- Spanish: El confidente
- Directed by: Daniel Calparsoro
- Screenplay by: Fernando Navarro
- Starring: Javier Gutiérrez; Miguel Herrán; Itsaso Arana; Emilio Palacios; Víctor Clavijo;
- Cinematography: Tommie Ferreras
- Edited by: Antonio Frutos
- Production companies: Bowfinger International Pictures; Esto También Pasará; El Confidente Films AIE; Lionceau Films;
- Distributed by: Sony Pictures
- Release dates: October 2026 (Seminci); 27 January 2027 (Spain);
- Countries: Spain; France;
- Language: Spanish

= The Confidant (film) =

The Confidant (El confidente) is an upcoming thriller film directed by Daniel Calparsoro from a screenplay by Fernando Navarro. It stars Javier Gutiérrez and Miguel Herrán.

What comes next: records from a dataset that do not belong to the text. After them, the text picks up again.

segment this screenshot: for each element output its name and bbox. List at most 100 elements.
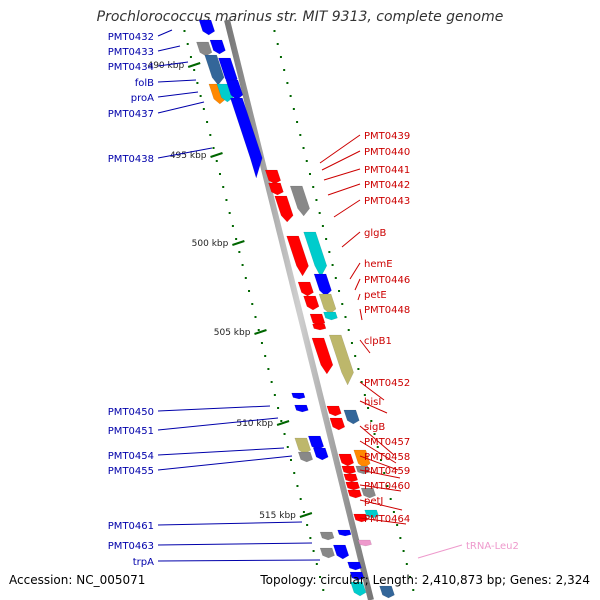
gene-PMT0437-leader — [157, 101, 205, 114]
gene-PMT0441-leader — [323, 168, 361, 181]
scale-tick — [232, 240, 245, 246]
guide-dot — [244, 277, 247, 279]
gene-proA-label: proA — [131, 93, 154, 104]
guide-dot — [189, 56, 192, 58]
gene-PMT0438-leader — [157, 147, 213, 159]
gene-PMT0452-leader — [359, 381, 385, 401]
guide-dot — [296, 121, 299, 123]
scale-label: 495 kbp — [170, 151, 207, 161]
label-leaders — [157, 29, 463, 562]
guide-dot — [379, 459, 382, 461]
guide-dot — [212, 147, 215, 149]
gene-petJ-label: petJ — [364, 496, 383, 507]
guide-dot — [289, 459, 292, 461]
gene-block-blue — [209, 39, 226, 55]
gene-block-blue — [332, 544, 350, 560]
gene-trpA-leader — [157, 559, 321, 562]
scale-tick — [254, 329, 267, 335]
gene-PMT0455-label: PMT0455 — [108, 466, 154, 477]
guide-dot — [402, 550, 405, 552]
gene-petJ-leader — [359, 499, 403, 511]
gene-PMT0437-label: PMT0437 — [108, 109, 154, 120]
gene-hisI-label: hisI — [364, 397, 381, 408]
guide-dot — [277, 407, 280, 409]
gene-PMT0432-leader — [157, 29, 173, 37]
gene-sigB-leader — [359, 425, 395, 456]
gene-block-gray — [319, 531, 335, 541]
gene-block-steel — [379, 585, 395, 599]
gene-block-gray — [297, 451, 314, 463]
gene-PMT0459-label: PMT0459 — [364, 466, 410, 477]
guide-dot — [241, 264, 244, 266]
scale-tick — [299, 512, 313, 518]
gene-PMT0451-leader — [157, 417, 279, 431]
scale-label: 510 kbp — [236, 419, 273, 429]
gene-PMT0461-label: PMT0461 — [108, 521, 154, 532]
guide-dot — [264, 355, 267, 357]
guide-dot — [338, 290, 341, 292]
guide-dot — [350, 342, 353, 344]
guide-dot — [206, 121, 209, 123]
gene-block-red — [345, 481, 361, 491]
gene-PMT0454-label: PMT0454 — [108, 451, 154, 462]
gene-PMT0464-leader — [359, 517, 407, 525]
guide-dot — [357, 368, 360, 370]
guide-dot — [283, 69, 286, 71]
gene-folB-label: folB — [135, 78, 154, 89]
gene-PMT0463-label: PMT0463 — [108, 541, 154, 552]
gene-block-gray — [289, 185, 310, 217]
gene-PMT0457-leader — [359, 440, 397, 464]
gene-block-blue — [225, 79, 244, 101]
gene-PMT0458-label: PMT0458 — [364, 452, 410, 463]
gene-PMT0446-leader — [354, 278, 361, 291]
guide-dot — [389, 498, 392, 500]
guide-dot — [186, 43, 189, 45]
gene-block-blue — [198, 19, 216, 36]
gene-glgB-leader — [341, 231, 361, 248]
gene-glgB-label: glgB — [364, 228, 386, 239]
gene-PMT0452-label: PMT0452 — [364, 378, 410, 389]
gene-PMT0464-label: PMT0464 — [364, 514, 410, 525]
guide-dot — [228, 212, 231, 214]
guide-dot — [235, 238, 238, 240]
gene-PMT0442-leader — [327, 183, 361, 196]
guide-dot — [270, 381, 273, 383]
gene-block-red — [268, 182, 284, 196]
guide-dot — [341, 303, 344, 305]
guide-dot — [260, 342, 263, 344]
gene-block-olive — [318, 293, 337, 315]
scale-tick — [187, 62, 201, 68]
guide-dot — [299, 134, 302, 136]
guide-dot — [363, 394, 366, 396]
gene-trpA-label: trpA — [133, 557, 154, 568]
gene-PMT0434-label: PMT0434 — [108, 62, 154, 73]
guide-dot — [309, 537, 312, 539]
gene-block-blue — [349, 571, 365, 581]
guide-dot — [286, 82, 289, 84]
gene-block-blue — [312, 447, 329, 461]
gene-block-steel — [343, 409, 360, 425]
guide-dot — [322, 589, 325, 591]
gene-block-blue — [294, 404, 309, 413]
gene-block-red — [311, 337, 334, 375]
gene-PMT0463-leader — [157, 542, 313, 546]
guide-dot — [302, 511, 305, 513]
guide-dot — [409, 576, 412, 578]
guide-dot — [334, 277, 337, 279]
guide-dot — [315, 563, 318, 565]
guide-dot — [370, 420, 373, 422]
guide-dot — [251, 303, 254, 305]
gene-block-cyan — [364, 509, 379, 519]
gene-PMT0450-label: PMT0450 — [108, 407, 154, 418]
gene-block-cyan — [303, 231, 328, 278]
guide-dot — [344, 316, 347, 318]
guide-dot — [328, 251, 331, 253]
dotted-guides: 490 kbp 495 kbp 500 kbp 505 kbp 510 kbp 515 k… — [147, 30, 415, 591]
gene-PMT0446-label: PMT0446 — [364, 275, 410, 286]
guide-dot — [331, 264, 334, 266]
guide-dot — [231, 225, 234, 227]
guide-dot — [199, 95, 202, 97]
guide-dot — [209, 134, 212, 136]
gene-block-gray — [319, 547, 335, 559]
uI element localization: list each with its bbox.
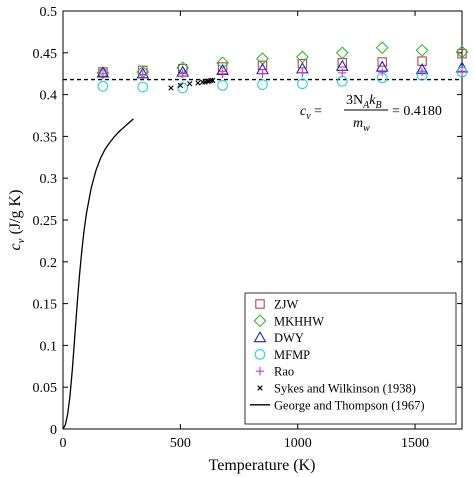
y-tick-label: 0 — [50, 423, 57, 438]
x-tick-label: 1000 — [284, 436, 312, 451]
data-point — [338, 68, 347, 78]
legend-swatch — [254, 349, 266, 360]
formula-denominator: mw — [353, 116, 370, 134]
legend-item-rao: Rao — [255, 365, 294, 379]
data-point — [178, 69, 187, 78]
data-point — [177, 82, 184, 89]
data-point — [168, 85, 174, 91]
data-point — [417, 67, 427, 77]
y-tick-label: 0.1 — [40, 339, 58, 354]
legend-label: MKHHW — [274, 314, 324, 328]
legend-swatch — [257, 385, 263, 391]
data-point — [216, 56, 230, 70]
data-point — [257, 79, 268, 90]
data-point — [208, 77, 214, 84]
data-point — [96, 66, 110, 80]
legend-swatch — [253, 314, 267, 328]
formula-numerator: 3NAkB — [346, 93, 382, 111]
legend-item-sykes-and-wilkinson-1938: Sykes and Wilkinson (1938) — [257, 382, 416, 396]
data-point — [415, 43, 429, 57]
series-sykes-and-wilkinson-1938 — [168, 77, 216, 91]
data-point — [210, 77, 216, 84]
y-tick-label: 0.05 — [33, 381, 58, 396]
y-axis-label-sub: v — [15, 238, 27, 243]
legend-item-george-and-thompson-1967: George and Thompson (1967) — [250, 398, 425, 412]
legend-label: ZJW — [274, 298, 299, 312]
legend-item-zjw: ZJW — [255, 298, 299, 312]
data-point — [297, 78, 308, 90]
data-point — [297, 58, 308, 69]
data-point — [177, 82, 189, 94]
data-point — [138, 70, 147, 79]
data-point — [457, 66, 467, 76]
tick-labels: 0 500 1000 1500 0 0.05 0.1 0.15 0.2 0.25 0.3 0.35 0.… — [33, 5, 430, 451]
svg-text:cv(J/g K): cv (J/g K) — [7, 190, 27, 251]
y-tick-label: 0.5 — [40, 5, 58, 20]
data-point — [98, 69, 108, 78]
series-zjw — [98, 48, 467, 77]
series-george-and-thompson-1967 — [62, 118, 134, 430]
legend-item-mfmp: MFMP — [254, 348, 310, 362]
x-tick-label: 500 — [170, 436, 191, 451]
data-point — [298, 68, 307, 78]
legend-swatch — [255, 367, 265, 376]
x-tick-label: 1500 — [401, 436, 429, 451]
tick-marks — [62, 10, 462, 430]
x-axis-label: Temperature (K) — [209, 457, 316, 474]
legend-label: George and Thompson (1967) — [274, 398, 425, 412]
legend-label: MFMP — [274, 348, 310, 362]
y-tick-label: 0.35 — [33, 130, 58, 145]
legend-label: DWY — [274, 331, 304, 345]
series-dwy — [96, 59, 469, 79]
series-rao — [98, 66, 467, 79]
legend-box — [244, 292, 457, 425]
legend: ZJW MKHHW DWY MFMP Rao Sykes and Wilkinson (1… — [244, 292, 457, 425]
legend-item-dwy: DWY — [253, 331, 304, 345]
data-point — [417, 56, 427, 66]
legend-label: Sykes and Wilkinson (1938) — [274, 382, 416, 396]
series-layer — [62, 41, 469, 430]
y-axis-label-symbol: c — [7, 243, 24, 250]
formula-annotation: cv = 3NAkB mw = 0.4180 — [300, 93, 442, 134]
data-point — [455, 45, 469, 59]
formula-lhs: cv = — [300, 104, 322, 122]
data-point — [217, 80, 228, 91]
legend-label: Rao — [274, 365, 294, 379]
data-point — [335, 46, 349, 60]
data-point — [336, 75, 348, 87]
y-tick-label: 0.45 — [33, 47, 58, 62]
y-axis-label: cv (J/g K) — [7, 190, 27, 251]
x-tick-label: 0 — [60, 436, 67, 451]
data-point — [97, 80, 109, 92]
data-point — [218, 69, 227, 78]
data-point — [137, 81, 149, 93]
data-point — [187, 81, 193, 87]
data-point — [258, 69, 267, 78]
y-tick-label: 0.15 — [33, 298, 58, 313]
data-point — [378, 67, 387, 77]
data-point — [377, 57, 387, 67]
y-tick-label: 0.3 — [40, 172, 58, 187]
data-point — [375, 41, 389, 55]
y-axis-label-unit: (J/g K) — [7, 190, 24, 235]
series-line — [62, 118, 134, 430]
legend-swatch — [253, 331, 267, 343]
series-mkhhw — [96, 41, 469, 80]
legend-swatch — [255, 299, 265, 309]
formula-value: = 0.4180 — [392, 104, 442, 119]
y-tick-label: 0.2 — [40, 256, 58, 271]
legend-item-mkhhw: MKHHW — [253, 314, 324, 328]
data-point — [195, 80, 201, 86]
y-tick-label: 0.4 — [40, 89, 58, 104]
y-tick-label: 0.25 — [33, 214, 58, 229]
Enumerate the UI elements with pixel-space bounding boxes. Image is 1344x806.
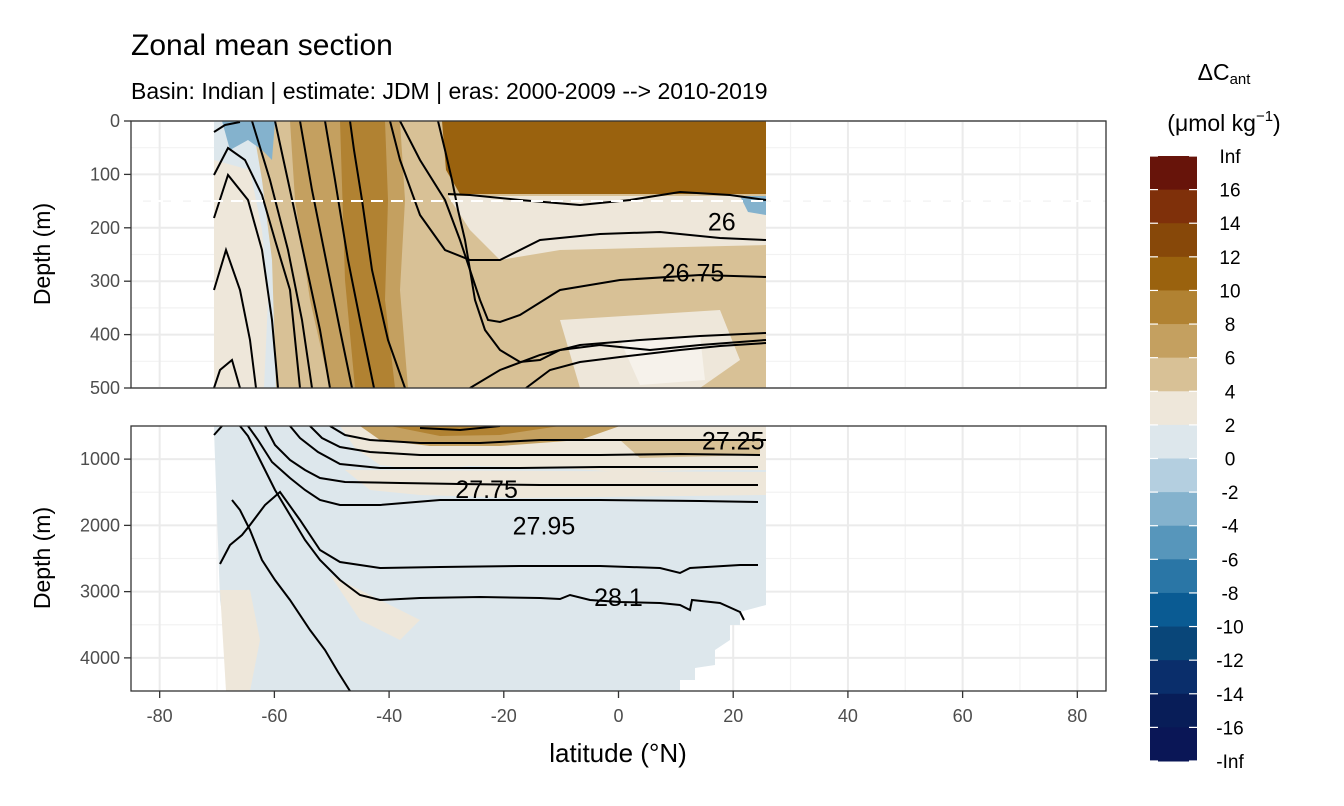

It is set to world premiere at the 71st Valladolid International Film Festival in October 2026 ahead of its January 2027 theatrical release in Spain by Sony Pictures.

== Plot ==
A seasoned police officer in the counter-terrorism field (Lleida) woos a young radical (Imanol) involved in street political violence onto becoming an informer within the ETA ranks.

== Cast ==
- Javier Gutiérrez as Lleida
- Miguel Herrán as Imanol
- Itsaso Arana
- Emilio Palacios
- Víctor Clavijo
- Miguel Garcés
- Patricia Vico

== Production ==
The Confidant is the third film delivered by the Spanish film industry in a short period of time about moles among the ETA ranks, after Undercover (2024) and She Walks in Darkness (2025). Written by Fernando Navarro, the screenplay is based on the journalistic output of Pablo Muñoz. The film was produced by Bowfinger International Pictures and Esto También Pasará (also behind Undercover) alongside El Confidente Films AIE and the French outfit Lionceau Films, with the association of Sony Pictures Entertainment Iberia, and the participation of Movistar Plus+ and Atresmedia. It was shot in Gipuzkoa and Iparralde.

== Release ==
The Confidant is set to have its world premiere at the 71st Valladolid International Film Festival (Seminci) in October 2026. Distributed by Sony Pictures, it is scheduled to be released theatrically in Spain on 27 January 2027.